Let $-r$ is the root of $f(x).$

Since $f(x)$ is increasing function and $$f(-r)=0,\quad f(-1) > f_2(-1) = 0,$$ then $r>1.$

At the same time, \begin{cases} f(x+1) = f^2(x)-x\\ f(-r)=0\\ f(-r+1) = r\\ f(-r+2) = r^2+r-1\\ f(-r+3)= (r^2+r-1)^2 + r-2 = (r-1)(r^4+3r^2+2r+1)\dots.\tag1 \end{cases}

Besides, \begin{cases} f'(x+1) = 2f(x)f'(x)-1\\ f'(-r) = \infty\\ f'(-r+2) = 2rf'(-r+1)-1\\ f'(-r+3) = 2(r^2-r+1)f'(-r+2)-1\dots\tag2 \end{cases}

Conditions $(1),(2)$ allow to define unknown parameters in the various parametric representations of $f(x).$

$\color{brown}{\textbf{Inverse polynomial model.}}$

Let the inverse function is $f^{-1}(x)=g(y),$ then \begin{cases} g(0) = -r\\ g'(0)=0\\ g(r) = -r+1\\ g(r^2+r-1) = -r+2\\ g((r-1)(r^4+3r^2+2r+1)) = -r+3,\tag3 \end{cases} and the coefficients of the cubic approximating polynomial in the form of $$g(y)=-r+qy^2+py^3\tag4$$ can be obtained from the algebraic system \begin{cases} -r+1 = -r + pr^2 + qr^3\\ -r+2 = -r + p(r^2+r-1)^2 + q(r^2+r-1)^3\\ -r+3 = -r + p(r-1)^2(r^4+3r^2+2r+1)^2 + q(r-1)^3(r^4+3r^2+2r+1)^3, \end{cases} with the single positive solution $$p\approx 0.0622998,\quad q\approx 0.606587,\quad r\approx1.21088$$ (see also Wolfram Alpha results).

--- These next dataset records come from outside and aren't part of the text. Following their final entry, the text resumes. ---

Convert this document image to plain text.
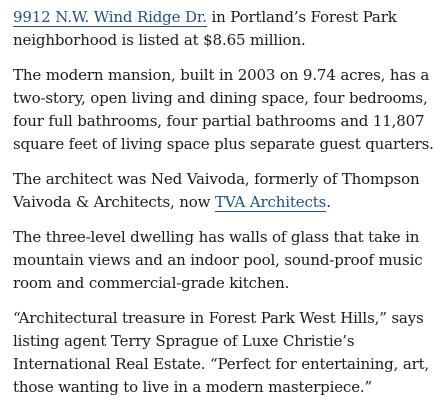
9912 N.W. Wind Ridge Dr. in Portland’s Forest Park neighborhood is listed at $8.65 million.

The modern mansion, built in 2003 on 9.74 acres, has a two-story, open living and dining space, four bedrooms, four full bathrooms, four partial bathrooms and 11,807 square feet of living space plus separate guest quarters.

The architect was Ned Vaivoda, formerly of Thompson Vaivoda & Architects, now TVA Architects.

The three-level dwelling has walls of glass that take in mountain views and an indoor pool, sound-proof music room and commercial-grade kitchen.

“Architectural treasure in Forest Park West Hills,” says listing agent Terry Sprague of Luxe Christie’s International Real Estate. “Perfect for entertaining, art, those wanting to live in a modern masterpiece.”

Therefore, the cubic model estimation of root of $f(x)$ is $\color{brown}{\mathbf{-1.21088}}.$

$\color{brown}{\textbf{Power model.}}$

Taking in account conditions $(1),$ can be used the explicit power model $$f(x) = r(x+r)^p,\tag5$$

where \begin{cases} r^2+r-1 = r\cdot 2^p\\ (r-1)(r^3+3r^2+2r+1) = r\cdot 3^p, \end{cases}

The power model estimation of root of $f(x)$ is $\color{brown}{\mathbf{-1.21168}}.$

Plot of the inverse functions for the considered models see below.

Using of detalized models can improve approximations accuracy.